As one of Tarantino's other creations might put it: "That's a bingo!"
"We did not want anyone to think that a figure means support of a particular issue," NECA's Summer Mullins said in an email when asked about the disclaimer. "For instance, that because one of the characters in the movie is a woman with a black eye, a Daisy action figure means we condone violence against women."
While the idea that a toy manufacturer might "condone violence against women" because it sells a doll from a movie representing a character who has had violence perpetrated against her is, on its face, absurd, NECA had good reason for its preemptive response. In 2013, a similar line of toys modeled on "Django Unchained" - Tarantino's film about a slave-turned-bounty hunter intent on rescuing his still-enslaved bride - was pulled after people complained about consumers playing with "slave dolls."
And given the response that "The Hateful Eight" has received from certain quarters, it is not unreasonable to think that an effort might be made to cancel this collection, too. Writing at RogerEbert.com, self-professed "Tarantinoista" Laura Bogart - previously a fan of QT's "powerful, self-contained women who are still raw and flawed" - condemned the flick as "hipster misogyny" replete with " 'Grand Theft Auto'-levels" of woman hatred for its portrayal of Domergue (Jennifer Jason Leigh). In a mixed review, Lesley Coffin wrote at the feminist fangirl site the Mary Sue that Domergue's treatment "isn't commentary about misogyny, this just feels like misogyny."
A.O. Scott made a variation of this argument in his review: "At a certain point, the n-word gives way to the b-word as the dominant hateful epithet, and 'The Hateful Eight' mutates from an exploration of racial animus into an orgy of elaborately justified misogyny." Scott's on the right track, though I would dispute his (and others') claim that Tarantino's treatment of Domergue is particularly "misogynistic."
After all, this is a director who has carved off the ear of one man, shown another's kidnapping and rape, carved a swastika into the forehead of a third, and de-limbed a not-insubstantial portion of the Crazy 88. Refusing to treat Domergue, who spends much of her time onscreen absorbing a blow of some sort from her captor John "the Hangman" Ruth (Kurt Russell), as he might a man would constitute its own odd, insidious form of sexism.
This isn't to say her abuse is not unsettling. According to Tarantino, that's by design. "You're supposed to say, 'Oh my God. John Ruth is a brutal bastard!' " he told Variety. "I want your allegiances, to one degree or the other, to shift slightly as the movie goes on, and frankly, depending on where you're coming from."
That "shift" is what Scott is intuiting, and it is very much in keeping with the theme of the film. As I noted in my review, Tarantino's vision of American history and progress is not one in which rights are granted through gauzy oratory and linguistic persuasion, a la Steven Spielberg's "Lincoln." Rather, his America is one where coalitions of convenience come together in a never-ending, always-shifting kaleidoscope of arrangements based on kinship, security and the threat of bloody violence.

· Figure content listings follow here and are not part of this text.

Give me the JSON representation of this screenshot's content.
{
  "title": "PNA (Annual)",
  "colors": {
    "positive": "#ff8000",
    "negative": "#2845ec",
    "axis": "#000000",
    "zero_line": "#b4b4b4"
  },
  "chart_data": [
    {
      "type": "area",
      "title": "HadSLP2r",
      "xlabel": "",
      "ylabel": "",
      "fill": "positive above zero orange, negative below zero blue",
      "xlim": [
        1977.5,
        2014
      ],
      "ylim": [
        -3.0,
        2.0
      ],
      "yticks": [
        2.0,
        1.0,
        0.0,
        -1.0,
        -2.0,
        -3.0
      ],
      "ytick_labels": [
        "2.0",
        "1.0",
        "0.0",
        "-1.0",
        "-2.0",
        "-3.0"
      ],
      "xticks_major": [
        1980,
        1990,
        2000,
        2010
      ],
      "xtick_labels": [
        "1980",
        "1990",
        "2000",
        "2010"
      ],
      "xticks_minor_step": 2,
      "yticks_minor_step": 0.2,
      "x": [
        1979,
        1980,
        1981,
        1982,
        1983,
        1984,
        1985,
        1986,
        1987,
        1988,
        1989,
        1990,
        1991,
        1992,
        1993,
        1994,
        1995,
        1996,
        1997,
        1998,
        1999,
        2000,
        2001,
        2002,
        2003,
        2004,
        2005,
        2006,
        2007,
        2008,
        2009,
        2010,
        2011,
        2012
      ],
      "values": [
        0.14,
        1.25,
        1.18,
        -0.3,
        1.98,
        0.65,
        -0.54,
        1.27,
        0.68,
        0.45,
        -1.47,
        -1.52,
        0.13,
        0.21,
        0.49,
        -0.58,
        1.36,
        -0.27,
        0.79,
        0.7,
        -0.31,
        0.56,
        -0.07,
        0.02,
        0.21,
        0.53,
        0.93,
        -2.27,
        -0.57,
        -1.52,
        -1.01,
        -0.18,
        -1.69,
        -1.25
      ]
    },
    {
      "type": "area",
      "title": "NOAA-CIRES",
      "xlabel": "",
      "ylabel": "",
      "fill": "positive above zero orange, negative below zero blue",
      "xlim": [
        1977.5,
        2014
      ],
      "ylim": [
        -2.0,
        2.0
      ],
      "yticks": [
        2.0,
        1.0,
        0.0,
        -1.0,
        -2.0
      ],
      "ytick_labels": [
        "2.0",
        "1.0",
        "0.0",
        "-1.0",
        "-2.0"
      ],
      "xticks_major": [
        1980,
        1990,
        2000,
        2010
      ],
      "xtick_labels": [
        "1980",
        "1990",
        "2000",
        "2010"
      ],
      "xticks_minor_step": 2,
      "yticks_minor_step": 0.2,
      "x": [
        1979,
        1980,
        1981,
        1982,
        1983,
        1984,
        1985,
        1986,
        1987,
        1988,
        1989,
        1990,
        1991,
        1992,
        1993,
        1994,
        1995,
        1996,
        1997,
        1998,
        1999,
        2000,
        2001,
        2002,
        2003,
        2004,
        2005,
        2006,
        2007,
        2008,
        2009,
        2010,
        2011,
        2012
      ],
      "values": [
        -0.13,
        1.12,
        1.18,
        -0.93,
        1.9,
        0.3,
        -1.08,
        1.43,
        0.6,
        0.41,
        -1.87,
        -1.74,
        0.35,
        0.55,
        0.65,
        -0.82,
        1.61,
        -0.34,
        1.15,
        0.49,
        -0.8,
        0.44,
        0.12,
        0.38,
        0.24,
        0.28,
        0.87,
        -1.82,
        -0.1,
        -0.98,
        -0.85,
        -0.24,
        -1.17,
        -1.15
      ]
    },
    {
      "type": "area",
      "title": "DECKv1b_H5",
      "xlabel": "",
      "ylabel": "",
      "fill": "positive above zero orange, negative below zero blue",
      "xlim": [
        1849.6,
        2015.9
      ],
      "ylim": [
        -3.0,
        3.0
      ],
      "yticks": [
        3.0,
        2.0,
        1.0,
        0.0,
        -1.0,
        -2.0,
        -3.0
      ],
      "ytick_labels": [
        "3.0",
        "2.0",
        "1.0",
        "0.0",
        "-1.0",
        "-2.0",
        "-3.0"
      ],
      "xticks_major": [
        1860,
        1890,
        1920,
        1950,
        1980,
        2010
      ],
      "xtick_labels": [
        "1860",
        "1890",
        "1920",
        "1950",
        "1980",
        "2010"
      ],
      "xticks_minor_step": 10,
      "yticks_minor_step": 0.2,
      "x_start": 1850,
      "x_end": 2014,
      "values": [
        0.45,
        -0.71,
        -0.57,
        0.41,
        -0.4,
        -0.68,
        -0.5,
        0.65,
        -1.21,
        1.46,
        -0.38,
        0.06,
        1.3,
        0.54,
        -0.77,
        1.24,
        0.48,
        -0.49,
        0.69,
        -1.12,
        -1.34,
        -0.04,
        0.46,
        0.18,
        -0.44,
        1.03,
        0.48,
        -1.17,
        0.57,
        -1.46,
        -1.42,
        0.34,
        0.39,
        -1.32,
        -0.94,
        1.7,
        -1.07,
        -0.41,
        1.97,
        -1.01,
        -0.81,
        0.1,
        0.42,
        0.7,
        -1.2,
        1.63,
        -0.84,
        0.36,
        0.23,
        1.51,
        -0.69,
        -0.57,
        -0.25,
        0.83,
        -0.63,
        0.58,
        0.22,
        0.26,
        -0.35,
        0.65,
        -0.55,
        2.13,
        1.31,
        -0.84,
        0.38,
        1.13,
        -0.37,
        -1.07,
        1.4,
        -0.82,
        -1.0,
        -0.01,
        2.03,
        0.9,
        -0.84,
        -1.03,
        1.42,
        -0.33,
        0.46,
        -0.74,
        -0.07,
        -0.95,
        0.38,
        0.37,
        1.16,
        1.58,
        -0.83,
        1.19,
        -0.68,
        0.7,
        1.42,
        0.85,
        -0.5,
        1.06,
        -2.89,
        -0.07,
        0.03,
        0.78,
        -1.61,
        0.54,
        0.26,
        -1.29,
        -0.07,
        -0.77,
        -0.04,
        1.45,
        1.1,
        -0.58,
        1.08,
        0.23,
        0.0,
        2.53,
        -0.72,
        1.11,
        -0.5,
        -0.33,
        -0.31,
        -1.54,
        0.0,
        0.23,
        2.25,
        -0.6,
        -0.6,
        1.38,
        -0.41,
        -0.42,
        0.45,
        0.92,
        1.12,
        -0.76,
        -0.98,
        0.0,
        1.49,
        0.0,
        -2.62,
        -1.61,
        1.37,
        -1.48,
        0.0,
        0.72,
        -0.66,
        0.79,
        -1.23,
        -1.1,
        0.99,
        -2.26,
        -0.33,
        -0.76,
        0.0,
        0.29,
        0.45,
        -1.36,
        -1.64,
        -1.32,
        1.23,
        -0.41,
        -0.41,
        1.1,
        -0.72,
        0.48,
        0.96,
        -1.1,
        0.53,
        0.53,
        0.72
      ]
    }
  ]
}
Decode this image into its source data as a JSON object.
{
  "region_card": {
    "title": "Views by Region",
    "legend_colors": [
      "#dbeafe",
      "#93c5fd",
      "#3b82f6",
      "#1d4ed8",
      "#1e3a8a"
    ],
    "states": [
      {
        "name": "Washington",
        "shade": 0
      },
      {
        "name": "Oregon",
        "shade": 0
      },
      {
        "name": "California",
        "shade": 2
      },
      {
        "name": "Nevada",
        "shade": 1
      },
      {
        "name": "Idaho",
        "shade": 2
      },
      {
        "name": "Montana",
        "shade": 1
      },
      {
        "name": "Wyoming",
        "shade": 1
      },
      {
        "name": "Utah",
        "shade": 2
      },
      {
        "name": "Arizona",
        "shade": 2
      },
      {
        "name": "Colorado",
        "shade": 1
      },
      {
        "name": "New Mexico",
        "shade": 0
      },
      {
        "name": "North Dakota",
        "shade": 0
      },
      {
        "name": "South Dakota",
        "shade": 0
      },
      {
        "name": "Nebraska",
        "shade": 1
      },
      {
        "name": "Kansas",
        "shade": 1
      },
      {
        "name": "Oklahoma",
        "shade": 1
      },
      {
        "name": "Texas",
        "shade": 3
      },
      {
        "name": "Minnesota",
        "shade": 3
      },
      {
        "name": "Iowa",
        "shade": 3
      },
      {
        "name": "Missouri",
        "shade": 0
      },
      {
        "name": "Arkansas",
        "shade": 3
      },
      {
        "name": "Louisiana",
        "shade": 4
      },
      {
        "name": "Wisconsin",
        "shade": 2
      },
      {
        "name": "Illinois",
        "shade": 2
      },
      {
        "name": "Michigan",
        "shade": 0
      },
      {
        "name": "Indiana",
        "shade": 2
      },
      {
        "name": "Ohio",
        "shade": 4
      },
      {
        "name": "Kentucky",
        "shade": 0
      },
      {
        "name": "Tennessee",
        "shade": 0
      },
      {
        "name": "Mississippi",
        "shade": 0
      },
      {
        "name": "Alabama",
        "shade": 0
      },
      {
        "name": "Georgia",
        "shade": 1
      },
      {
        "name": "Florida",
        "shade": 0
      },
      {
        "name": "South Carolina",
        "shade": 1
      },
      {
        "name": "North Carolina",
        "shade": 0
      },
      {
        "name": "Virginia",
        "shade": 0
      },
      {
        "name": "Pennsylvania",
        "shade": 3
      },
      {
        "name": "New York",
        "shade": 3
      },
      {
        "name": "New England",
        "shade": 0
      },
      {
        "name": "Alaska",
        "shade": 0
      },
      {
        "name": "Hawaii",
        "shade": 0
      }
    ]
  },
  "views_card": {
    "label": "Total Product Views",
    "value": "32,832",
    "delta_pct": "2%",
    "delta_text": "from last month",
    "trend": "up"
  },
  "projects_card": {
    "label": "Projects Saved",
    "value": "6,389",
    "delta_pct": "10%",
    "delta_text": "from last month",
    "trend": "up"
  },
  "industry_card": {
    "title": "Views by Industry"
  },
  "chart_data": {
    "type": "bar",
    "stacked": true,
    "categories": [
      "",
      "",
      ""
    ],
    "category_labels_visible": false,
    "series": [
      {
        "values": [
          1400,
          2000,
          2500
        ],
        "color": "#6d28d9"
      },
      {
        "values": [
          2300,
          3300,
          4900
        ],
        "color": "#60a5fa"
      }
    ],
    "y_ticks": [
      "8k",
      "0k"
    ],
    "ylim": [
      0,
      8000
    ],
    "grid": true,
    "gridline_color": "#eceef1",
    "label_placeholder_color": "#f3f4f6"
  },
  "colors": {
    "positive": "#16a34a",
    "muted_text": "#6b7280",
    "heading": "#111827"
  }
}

On the way to the snowbound Minnie's Haberdashery, we see Northerners band together to keep an eye on Southerners. By film's end, a white Southern racist and a black killer of Confederates have joined forces to take down a multiracial band of outlaws.
The American struggle for equality is not solely one of geography and race, of course. While some have complained about the film's closing moments - during which African-American Major Marquis Warren (Samuel L. Jackson) and white Confederate Chris Mannix (Walton Goggins) lynch gang member Domergue as the camera stays close on her contorted, bruised, bloated, reddened face - it is perfectly in keeping with the film's themes and Tarantino's suspicions about the nature of American society.
It's no accident that the female Domergue's final tormentors are a white racist former Confederate and a black Union soldier, both male and both previously portrayed as adversaries. After all, women wouldn't be guaranteed the franchise in this nation until about a half-century after freed male slaves. Tarantino is, in his own way, cleverly highlighting the shifting nature of subjugation and the ways in which yesterday's victims become today's oppressors and aggressors.
So maybe that doll with the black eye is a social and political comment after all --- just not the sort of comment the easily offended might mistake it to be.